Debió acordarse de que llevaba un encendedor en el bolsillo y logró extraerlo y encenderlo con la mano que ella le dejaba libre.

La anciana se calmó, se llevó el cigarro a los labios y lo encendió sin soltar el puño del hombre. Le temblaban la mano y los hombros. Vi que a pesar del aire que entraba con violencia por las ventanillas, encendió el cigarro con mucha destreza, inclinando la cabeza instintivamente hasta situar la punta frente a la llama que amenazaba apagarse, y aspirando profundamente. Entre una y otra pequeña convulsión de los hombros arrojó una larga bocanada de humo antes de que el viento apagara la mecha.

Esto pareció sosegarla. Sollozó en silencio una vez más y luego soltó lentamente el puño del hombre. Su mano resbaló por los dedos, como acariciándolos. É1 la tocó de nuevo en el hombro y luego se enderezó aliviado.

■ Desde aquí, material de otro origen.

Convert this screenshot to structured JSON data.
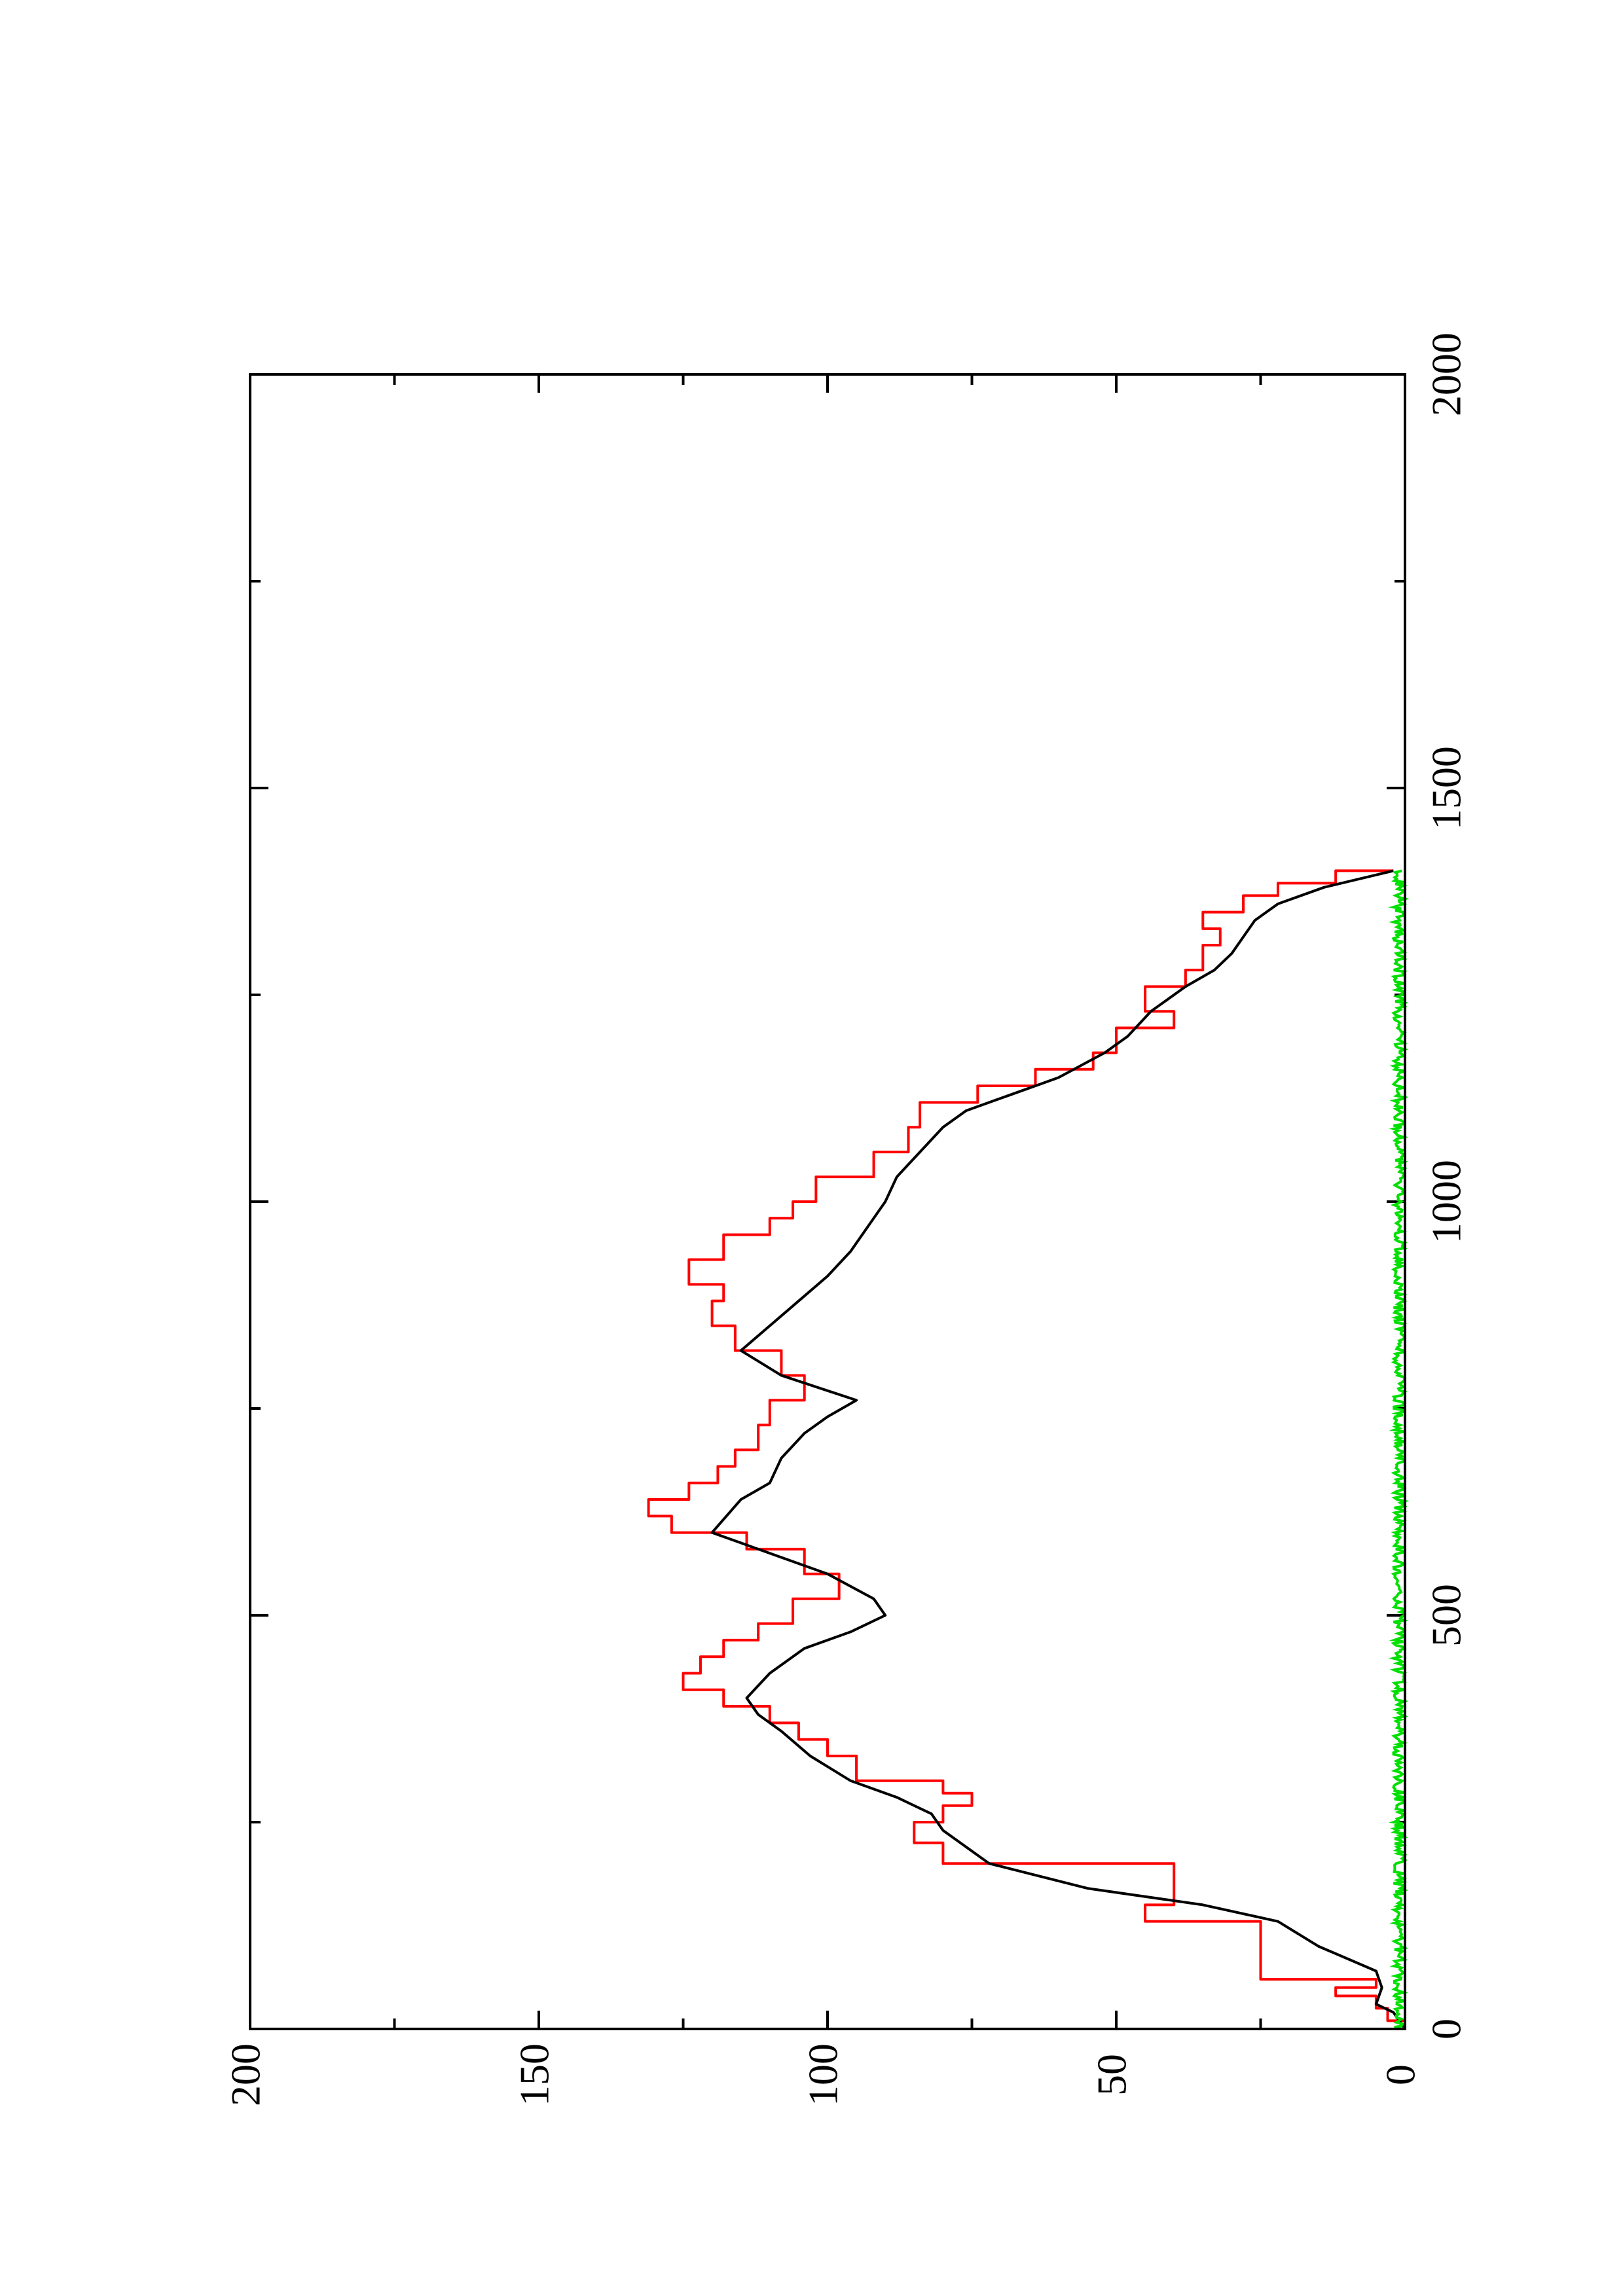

La anciana vestía con suma pulcritud. Tenía la boca atrozmente sumida, sin dientes. Sostenía el cigarro uniendo los labios y eso le reducía más aún el tamaño de la cara. Se secaba el resto de las lágrimas con un pañuelo ya muy mojado, pero muy limpio. Un anillo barato le brillaba débilmente en un dedo. Todo en su persona, la blusa almidonada, el cabello blanco bien recogido, respiraba limpieza. Era más bien gorda. Los ojos sin brillo paseaban de vez en cuando una mirada indiferente.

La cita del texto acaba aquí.